Jeff,

 I should be more clear ...

I did not say that Cyc has a model theory. Nor did I say that it is predictable in its current form. However, I do believe that it can be made predictable, etc. with good software engineering, i.e., without a model theory. There are lots of very complex software artifacts, which have nice predictable properties which don't have a model theory. Google is nice and predictable because of good software engineering and not model theory. Somehow, your message implicitly equates model theory with nice and predictable. You have to make the case for that.

Please don't get me wrong --- I love model theory. Its a nice fun tool. I even had a whole chapter in my thesis on a model theory for contexts. But after 15 years of actually building large KBs, I am fairly unconvinced about their relevance.

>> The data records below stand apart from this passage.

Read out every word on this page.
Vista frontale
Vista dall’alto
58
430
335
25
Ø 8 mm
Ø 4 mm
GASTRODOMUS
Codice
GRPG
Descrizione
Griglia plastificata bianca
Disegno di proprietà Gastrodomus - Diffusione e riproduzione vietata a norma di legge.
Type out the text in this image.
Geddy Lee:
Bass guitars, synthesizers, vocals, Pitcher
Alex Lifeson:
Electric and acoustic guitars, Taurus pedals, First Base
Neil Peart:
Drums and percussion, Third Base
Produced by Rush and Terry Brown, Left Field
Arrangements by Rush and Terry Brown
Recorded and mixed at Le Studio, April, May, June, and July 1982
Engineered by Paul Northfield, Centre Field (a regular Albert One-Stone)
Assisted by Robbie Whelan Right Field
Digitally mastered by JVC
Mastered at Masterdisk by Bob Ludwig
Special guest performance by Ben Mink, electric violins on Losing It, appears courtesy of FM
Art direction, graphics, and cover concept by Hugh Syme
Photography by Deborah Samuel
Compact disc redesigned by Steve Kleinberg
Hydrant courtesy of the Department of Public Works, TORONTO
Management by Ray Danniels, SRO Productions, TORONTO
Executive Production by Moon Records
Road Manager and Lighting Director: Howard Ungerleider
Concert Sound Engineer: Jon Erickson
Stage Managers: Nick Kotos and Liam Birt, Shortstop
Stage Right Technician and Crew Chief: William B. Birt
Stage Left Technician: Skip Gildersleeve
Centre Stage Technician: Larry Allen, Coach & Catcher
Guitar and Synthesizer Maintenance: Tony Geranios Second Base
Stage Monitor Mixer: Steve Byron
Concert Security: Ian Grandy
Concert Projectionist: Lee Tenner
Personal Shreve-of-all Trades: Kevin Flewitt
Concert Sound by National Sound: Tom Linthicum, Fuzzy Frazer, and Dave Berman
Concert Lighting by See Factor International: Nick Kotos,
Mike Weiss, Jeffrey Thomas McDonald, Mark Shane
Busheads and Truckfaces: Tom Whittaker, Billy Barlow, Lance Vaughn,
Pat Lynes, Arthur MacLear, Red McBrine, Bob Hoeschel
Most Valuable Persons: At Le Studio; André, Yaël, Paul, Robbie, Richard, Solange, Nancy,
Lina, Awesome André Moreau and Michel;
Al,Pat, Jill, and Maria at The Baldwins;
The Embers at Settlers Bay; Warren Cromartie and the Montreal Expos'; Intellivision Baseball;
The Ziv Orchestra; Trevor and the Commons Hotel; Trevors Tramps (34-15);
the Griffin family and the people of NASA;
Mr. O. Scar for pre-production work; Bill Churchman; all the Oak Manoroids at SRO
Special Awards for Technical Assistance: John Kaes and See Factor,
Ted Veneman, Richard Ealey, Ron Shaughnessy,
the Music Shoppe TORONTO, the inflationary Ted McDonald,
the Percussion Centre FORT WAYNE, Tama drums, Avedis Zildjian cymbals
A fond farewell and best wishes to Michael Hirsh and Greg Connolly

BTW, for the sake of history and the many people who gave up significant portions of their lives for Cyc, the architecture of CycL, as you describe it, is documented in [1], [2], was the collaborative work of many, including David Wallace, Mark Derthick, Dexter Pratt, John Huffman and me. Keith is the implementor of the current version. It is important to be correct about these attributions.

guha

[1] Guha, R. V., D. B. Lenat, K. Pittman, D. Pratt, and M. Shepherd. "Cyc: A Midterm Report." Communications of the ACM 33 , no. 8 (August 1990).
[2] Lenat, D. B. and R. V. Guha. "Enabling Agents to Work Together." Communications of the ACM 37, no. 7 (July 1994).



Bill Andersen wrote:
On 5/23/02 13:29, "R.V.Guha" <guha@guha.com> wrote:

  
[to Jeff Heflin]

About the issue of RDF & RDFS being hard to extend --- let us be
*very*  clear on this. RDF & RDFS were designed to be Cyc like systems
[1]. They were *not* designed to be DL like systems. You are finding it
hard to reconcile the two. Cyc-like systems are extensible and have been
extended, though not in a fashion that is consistent with DL
model-theories. Yes, the clothes  don't fit the person. Maybe the
problem is with the clothes and not the person.
    

Hi all..

It's unclear what Cyc's model theory is at all.  So if you pick some model
theory T, it's a fair bet that Cyc's model theory, whatever it is, is
inconsistent with T.  At it's base, the Cyc engine is a resolution theorem
prover augmented with special purpose modules (many of which have fixpoint
semantics) and the argumentation system for NM reasoning, so you have some
minimal model stuff thrown in.  I would defy anyone, even including Keith
Goolsbey who wrote the thing, to tell me what all of that *combined* means.
In my view, this is nothing to crow about.

Cyc is an amazing system - it does lots of incredible things.  But what is
unclear is what it doesn't do or what it gets wrong, or how long it takes to
do some given inference, etc.  All of which are undesirable properties,
IMHO, for the Semantic Web.  When I go to Google, I have some reasonable
expectation that what its crawler has seen, I will find, assuming I use the
right terms.  I would like something of the same assurance with the Semantic
Web and I wouldn't bank on a Cyc-like system giving that to me.